JSA/JLA strike teams fan out to find the missing Legionnaires and Batman, Sandman, Geo-Force, and Starman must enter an Arkham Asylum under siege by nightmares.

It is really not an exaggeration to say that no one understand superheroes like writer Geoff Johns. In this issue he provides a perfect example of a superhero team-up story that pays homage to the past but keeps things fresh with some modern touches. But is it enough?

Someone is driving the inmates of Arkham Asylum insane… well… more insane than usual by manifesting their nightmares. It is into this volatile situation that the first of the combined JSA/JLA strike teams must walk in search of the missing Legionnaire. Sand Hawkins, recently rechristened as Sandman, has already seen horrible future visions of this mission in his nightmares but forewarned is forearmed…. right? Meanwhile, the second strike team makes some startling revelations of its own and readers learn a little bit more about Cyclone’s past.

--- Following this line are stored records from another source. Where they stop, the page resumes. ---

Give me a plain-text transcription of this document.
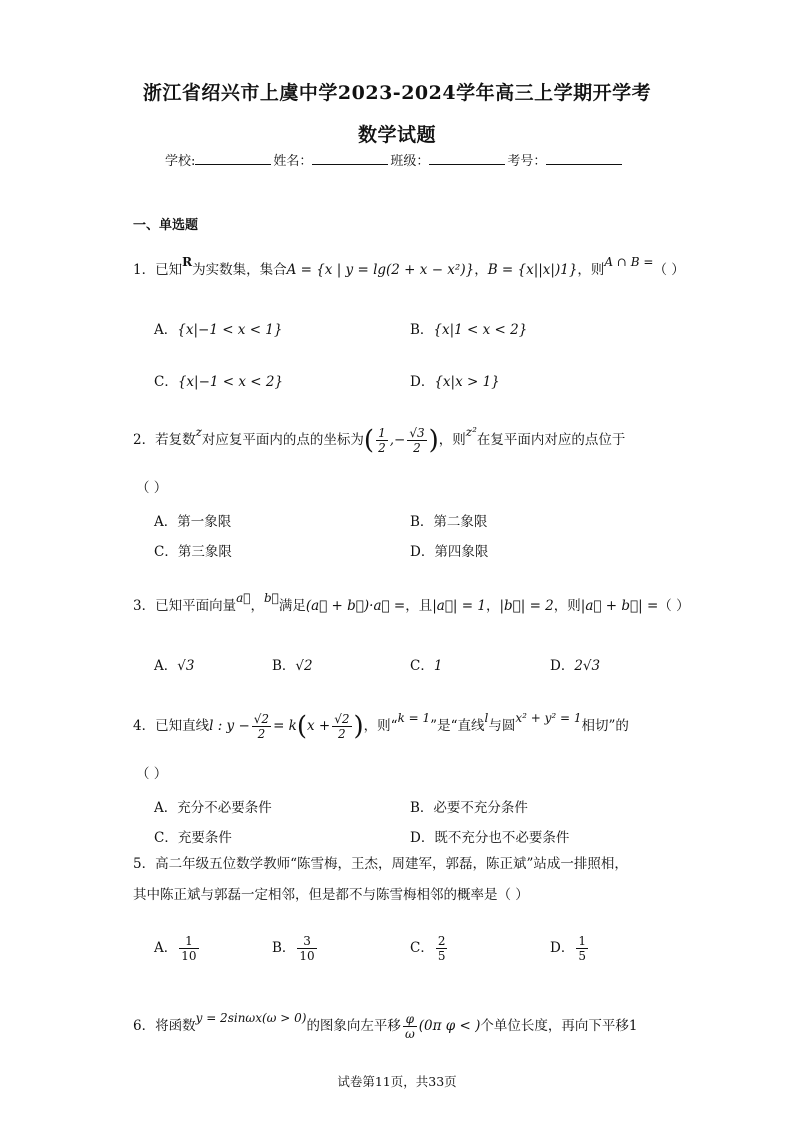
浙江省绍兴市上虞中学2023-2024学年高三上学期开学考
数学试题
学校:	姓名：	班级：	考号：
一、单选题
1．已知R为实数集，集合A = {x | y = lg(2 + x − x²)}，B = {x||x|)1}，则A ∩ B =（ ）
A．{x|−1 < x < 1}	B．{x|1 < x < 2}
C．{x|−1 < x < 2}	D．{x|x > 1}
2．若复数z对应复平面内的点的坐标为( $\frac{1}{2}$ ,− $\frac{√3}{2}$ )，则z²在复平面内对应的点位于
（ ）
A．第一象限	B．第二象限
C．第三象限	D．第四象限
3．已知平面向量a⃗，b⃗满足(a⃗ + b⃗)·a⃗ =，且|a⃗| = 1，|b⃗| = 2，则|a⃗ + b⃗| =（ ）
A．√3	B．√2	C．1	D．2√3
4．已知直线l : $y - \frac{√2}{2} = k(x + \frac{√2}{2}$ )，则“k = 1”是“直线l与圆x² + y² = 1相切”的
（ ）
A．充分不必要条件	B．必要不充分条件
C．充要条件	D．既不充分也不必要条件
5．高二年级五位数学教师“陈雪梅，王杰，周建军，郭磊，陈正斌”站成一排照相，
其中陈正斌与郭磊一定相邻，但是都不与陈雪梅相邻的概率是（ ）
A． $\frac{1}{10}$	B． $\frac{3}{10}$	C． $\frac{2}{5}$	D． $\frac{1}{5}$
6．将函数y = 2sinωx(ω > 0)的图象向左平移 $\frac{\varphi}{\omega} (0\pi$ φ < )个单位长度，再向下平移1
试卷第11页，共33页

Forget the fact that Sandman graces the Alex Ross cover of this issue. Even forget the fact that Sand basically narrates the first half of this issue. This is Starman’s story and the slightly insane character really shines here. In fact, he is probably the best thing about this issue. Geoff Johns manages to write the mentally broken Starman as funny, sympathetic, and ultimately a character full of pathos. At no point, though, is Starman’s condition itself a point of ridicule and in a cheer-worthy moment, Sand defends Starman against a barbed comment by Geo-Force. Along with the characterization of Starman, Johns also gives readers a very nicely done Batman. As few other writers manage to do, Johns perfectly captures Batman’s vast intellect and understanding of fear but allows the character’s human side to come through as well. This is combined with fast-becoming fan favorite Maxine Hunkel/Cyclone who, although not having a large part to play this issue, continues to enchant and endear.

Unfortunately, the "Lightning Saga" still seems to be meandering, even under Johns’ pen. A few more clues are dropped like puzzle pieces in front of readers but the problem is, it’s hard to put the puzzle together if you don’t know what the picture is supposed to look like. The bigger picture is still missing here. Also, part of the Sandman sequence ends up not really going anywhere which is highly disappointing.

There may be some who may wonder what happened to regular Justice Society of America penciler Dale Eaglesham but replacement artist Fernando Pasarin does a fine job here. Pasarin makes all of the characters wonderfully expressive and carefully keeps the unique body language of the otherwise faceless Starman. There are even some fun little art Easter Eggs thrown in for DC fans in the Arkham sequence. Pasarin even manages to make Cyclone’s costume as cute as the character wearing it (and believe me, I never thought anyone could actually get me to like that costume). I dearly hope that DC keeps Pasarin around and gives him more work to do.

Despite some great art, excellent characterizations and story elements sure to thrill fans of DC’s Bronze Age, Justice Society of America #5 is ultimately an entertaining but flawed issue. This crossover story arc feels like it is moving too slowly with too many dangling plot threads and no clues as to how they will weave into the greater whole.